The government has set a target of 2 to 3 per cent annual productivity growth through 2020, but recent numbers have come in much lower than that; productivity was flat last year after a two-year decline.
In delivering the SMU's Ho Rih Hwa Leadership in Asia lecture at the Suntec Convention Centre, Mr Lee explained why the country needed to improve its productivity in the coming decade:
The government has already done the math. The growth of the workforce is not expected to exceed 2 per cent a year; baby boomers are retiring and fewer younger people are joining the workforce, even as Singapore stays the course on the tightening of the supply of foreign manpower.
He told his audience of diplomats, government and business leaders, academics and students that the productivity target may be difficult, but Singapore had no other option.
Larger countries can rely on their hinterland and natural resources to survive, but Singapore has only its human capital to speak of. Improving productivity and maintaining economic growth are thus the only way for Singaporeans to continue finding good jobs and creating opportunities.
Productivity can prove to be both an opportunity and a challenge for companies, he said, as he offered two scenarios drawn from port operator PSA, which uses robots to run its cranes more efficiently.

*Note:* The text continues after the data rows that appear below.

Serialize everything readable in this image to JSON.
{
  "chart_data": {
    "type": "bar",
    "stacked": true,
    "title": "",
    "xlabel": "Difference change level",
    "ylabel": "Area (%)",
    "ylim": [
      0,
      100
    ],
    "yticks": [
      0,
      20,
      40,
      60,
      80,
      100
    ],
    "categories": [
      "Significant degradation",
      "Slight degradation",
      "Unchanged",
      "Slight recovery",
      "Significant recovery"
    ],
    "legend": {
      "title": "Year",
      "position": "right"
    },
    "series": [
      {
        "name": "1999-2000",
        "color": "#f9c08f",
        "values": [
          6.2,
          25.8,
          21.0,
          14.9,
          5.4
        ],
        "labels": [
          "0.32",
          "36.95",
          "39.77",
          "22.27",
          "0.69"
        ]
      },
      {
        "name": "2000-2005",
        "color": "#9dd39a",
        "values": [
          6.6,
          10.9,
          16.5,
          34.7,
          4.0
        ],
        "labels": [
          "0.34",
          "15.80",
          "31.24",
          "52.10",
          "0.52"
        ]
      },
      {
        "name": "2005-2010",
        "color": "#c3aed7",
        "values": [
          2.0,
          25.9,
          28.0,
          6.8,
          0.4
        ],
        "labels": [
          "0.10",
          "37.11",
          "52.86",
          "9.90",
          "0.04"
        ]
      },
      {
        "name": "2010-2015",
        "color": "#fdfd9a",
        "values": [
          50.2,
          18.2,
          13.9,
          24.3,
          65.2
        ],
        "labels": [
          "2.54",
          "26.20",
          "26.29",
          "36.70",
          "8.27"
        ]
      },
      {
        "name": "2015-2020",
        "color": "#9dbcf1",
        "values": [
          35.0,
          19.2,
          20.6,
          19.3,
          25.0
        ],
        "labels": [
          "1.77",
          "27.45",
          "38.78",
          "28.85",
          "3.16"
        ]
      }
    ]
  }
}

In one scenario, PSA's business can grow because of its improved productivity, which enables its management to raise the salaries of port workers; in the other, the business doesn't expand and large numbers of crane operators become redundant as a result.
The same story of technology displacing jobs also applies to white-collar workers, said Mr Lee. He cited the finance industry as an example of a sector where computer programs and apps are taking over the role of loan officers in assessing loans and credit worthiness.
"Some people think that half of existing jobs may be taken over by computers in one way or another over the next 20 years ... It's a serious message, and we have to stay ahead of the curve and prepare our workers and businesses well for the future economy," he said.
This was why the government recently launched SkillsFuture to help Singaporeans be more resilient and adaptable, he added. This national movement will transform society by recognising people for their skills and contributions, and not so much for their qualifications.
Even as the prime minister identified the economy as the main challenge for Singapore in the next decade, he mapped out two longer-term issues the country has to deal with - population matters and the essence of the Singapore identity.
On the problem of a rapidly ageing society, Mr Lee said Singapore was experiencing a "major demographic shift" as baby boomers grow older.
By the year 2030, he said, Singapore would have some 900,000 people aged 65 or older - more than four times the number just 15 years ago. Singapore will grow older "faster than nearly every other society" in the world, he warned.
And with this comes implications: "Taxes: who is going to pay the taxes and to spend on whom? The economy: how do we stay prosperous and vibrant and forward-looking? Our defence: who is going to man the SAF (Singapore Armed Forces) and defend us? We cannot be dad's army," he said.
Singapore's biggest challenge in the coming 50 years, however, is to ensure the country remains a "special" one that every citizen would be proud of and want to uphold.
As Singapore progresses, it must avoid the twin dangers - that of the Singapore identity dissolving amid globalisation, and that of fault lines breaking up the people into distinct groups, each with its own identity.
Whether the country is successful on all these fronts would depend on a strong leadership team at the helm, said Mr Lee. This means having leaders with a sense of responsibility and who are completely committed to Singaporeans and Singapore.
"We need leaders who can win the support of Singaporeans and rally the country together, leaders who can work with us to make the next 50 years as glorious as the last 50 years, and then not only will our next generation enjoy a good life, they will be able to look forward to a brighter future for themselves and their children," he said.